Выбрать главу

После пира началось веселье: показ подарков, представления и танцы.

Екатерина танцевала с королем и дофином, Генрих с дамой в черно-белом платье.

Наблюдая за Дианой де Пуатье и сыном Генрихом, в вечно печальных глазах которого впервые за весь день появился радостный блеск и улыбка на лице, король впервые задумался: «Безукоризненность репутации мадам де Брезе не давала мне оснований для каких-либо подозрений, когда я доверил именно ей роль наставницы принца, но я, кажется, ошибся. Общение принца с прекрасной вдовой вполне может перерасти в близкие отношения. Как бы прекрасная Диана не стала единственной обладательницей сердца моего юного рыцаря. Ведь она годится Генриху в матери, хотя и выглядит великолепно, лучше многих молодых девиц. А Екатерина мила, к сожалению, не красавица, зато умна, приятна в общении и танцует великолепно».

Все в юной чужестранке: речь, манеры, улыбка – подкупило короля своей юностью и искренностью. Однако ближайшее окружение Его Величества восприняло итальянку по-иному: завистливые взгляды придворных заметили только ее низкорослую фигуру, большеглазое лицо, выпуклый лоб, крупный нос и оценили как выскочку.

Ближе к полуночи, когда танцы были в самом разгаре, королева Элеонора, прервав неспешную светскую беседу с Климентом VII и обменявшись с ним красноречивым взглядом, поднялась с кресла и негромко приказала своим фрейлинам:

– Пора!

Четырнадцатилетняя Екатерина, смущаясь под устремленными на нее пристальными взглядами царедворцев, последовала за королевой и свитой фрейлин в покои новобрачных, обтянутые золотой парчой. Для церемонии не пожалели ни благовоний, ни свечей, святой водой окропили супружеское ложе. Фрейлины королевы раздели итальянку, умастили благовониями, расчесали длинные волосы, по общему недружелюбному мнению жесткие и непокорные, облачили в ночную одежду из тончайшего шелка и помогли возлечь на огромную кровать, также украшенную золотом.

Екатерина и страшилась лечь рядом с супругом, и страстно мечтала об этом. Горячая южная кровь все настойчивее напоминала о себе.

Королева внимательно наблюдала за церемонией и осталась довольна видом невестки.

– Можно приводить герцога Орлеанского! – приказала королева.

Генриха сопровождал сам король. Франциск решил провести возле молодых их первую брачную ночь, чтобы помочь неопытному юноше в трудную минуту советом, если таковой вдруг понадобится.

Наконец молодые оказались под одним роскошным покрывалом и двери спальни распахнулись. В покои торжественно вступили несколько знатных дворян, предводительствуемые Анном де Монморанси. Представители высшей знати должны были наблюдать за тем, как сын короля в первую брачную ночь справится со своими супружескими обязанностями. Празднично разодетые дамы и кавалеры окружили брачное ложе в ожидании волнующего всех момента.

Со страхом глядя на обращенные на нее взгляды, Екатерина поняла, что обязана выполнить все прихоти мужа в постели, но она понятия не имела, что такое искусство обольщения и как пробудить в супруге интерес и любовь к себе.

От внимания доброй королевы Элеоноры не ускользнул отразившийся на лице Екатерины стыд и ужас, и она взяла на себя смелость нарушить традицию французского двора.

– Я приказываю всем немедленно удалиться и позволить молодым супругам выполнить свой священный долг.

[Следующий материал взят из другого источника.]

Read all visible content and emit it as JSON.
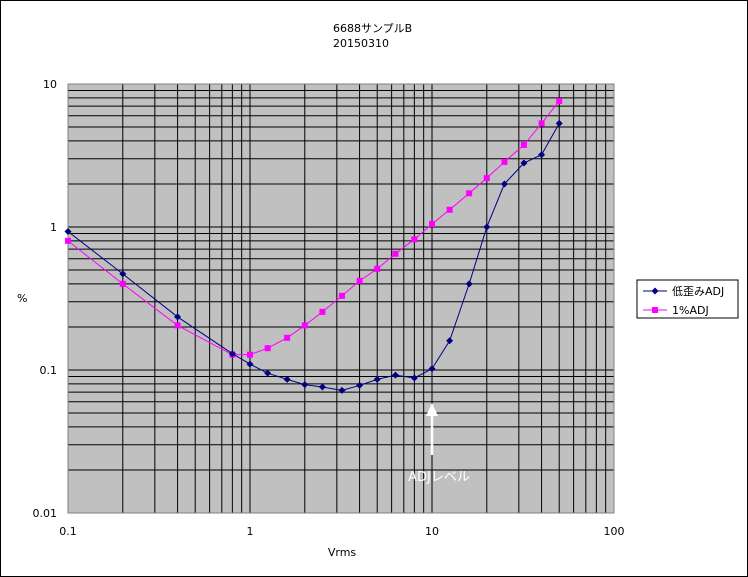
{
  "chart_data": {
    "type": "line",
    "title": "6688サンプルB",
    "subtitle": "20150310",
    "xlabel": "Vrms",
    "ylabel": "%",
    "x_scale": "log",
    "y_scale": "log",
    "xlim": [
      0.1,
      100
    ],
    "ylim": [
      0.01,
      10
    ],
    "x_tick_labels": [
      "0.1",
      "1",
      "10",
      "100"
    ],
    "y_tick_labels": [
      "0.01",
      "0.1",
      "1",
      "10"
    ],
    "grid": true,
    "plot_background": "#c0c0c0",
    "legend_position": "right",
    "series": [
      {
        "name": "低歪みADJ",
        "color": "#000080",
        "marker": "diamond",
        "x": [
          0.1,
          0.2,
          0.4,
          0.8,
          1.0,
          1.25,
          1.6,
          2.0,
          2.5,
          3.2,
          4.0,
          5.0,
          6.3,
          8.0,
          10,
          12.5,
          16,
          20,
          25,
          32,
          40,
          50
        ],
        "y": [
          0.93,
          0.47,
          0.235,
          0.13,
          0.11,
          0.095,
          0.086,
          0.079,
          0.076,
          0.072,
          0.078,
          0.086,
          0.092,
          0.088,
          0.102,
          0.16,
          0.4,
          1.0,
          2.0,
          2.8,
          3.2,
          5.3
        ]
      },
      {
        "name": "1%ADJ",
        "color": "#ff00ff",
        "marker": "square",
        "x": [
          0.1,
          0.2,
          0.4,
          0.8,
          1.0,
          1.25,
          1.6,
          2.0,
          2.5,
          3.2,
          4.0,
          5.0,
          6.3,
          8.0,
          10,
          12.5,
          16,
          20,
          25,
          32,
          40,
          50
        ],
        "y": [
          0.8,
          0.4,
          0.205,
          0.128,
          0.128,
          0.142,
          0.168,
          0.205,
          0.255,
          0.33,
          0.42,
          0.51,
          0.65,
          0.82,
          1.05,
          1.32,
          1.72,
          2.2,
          2.85,
          3.75,
          5.3,
          7.6
        ]
      }
    ],
    "annotations": [
      {
        "text": "ADJレベル",
        "x": 10,
        "arrow": "up"
      }
    ]
  }
}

Королева приказала фрейлинам задернуть полог супружеского ложа и вместе с придворными удалилась. Только король остался в брачных покоях и внимательно наблюдал за юными супругами. Ему было жалко бедную Катрин – она заслужила более внимательного мужа. Генрих не удостоил ее ни одним нежным взглядом за весь день, зато не сводил глаз с Дианы де Пуатье. Кто мог подумать, что женщина, которая на двадцать лет старше, завладеет его мыслями и чувствами.

Франциск заметил, что сын дрожит.

Генрих почувствовал, что его ждет самое тяжкое испытание из всех, которые ему уже довелось пережить по вине отца. Но, ощущая его присутствие рядом, Генрих закрыл глаза и заставил себя вообразить, что рядом с ним не итальянка, а его несравненная дама сердца. Словно бросившись в омут, он стал целовать юное лицо, неистово овладел молодым неопытным телом. Вдруг, как ослепительное видение, перед ним проплыло точеное, совершенное, прекрасное лицо Дианы. Генрих глухо застонал, словно его тяжело ранили в самое сердце.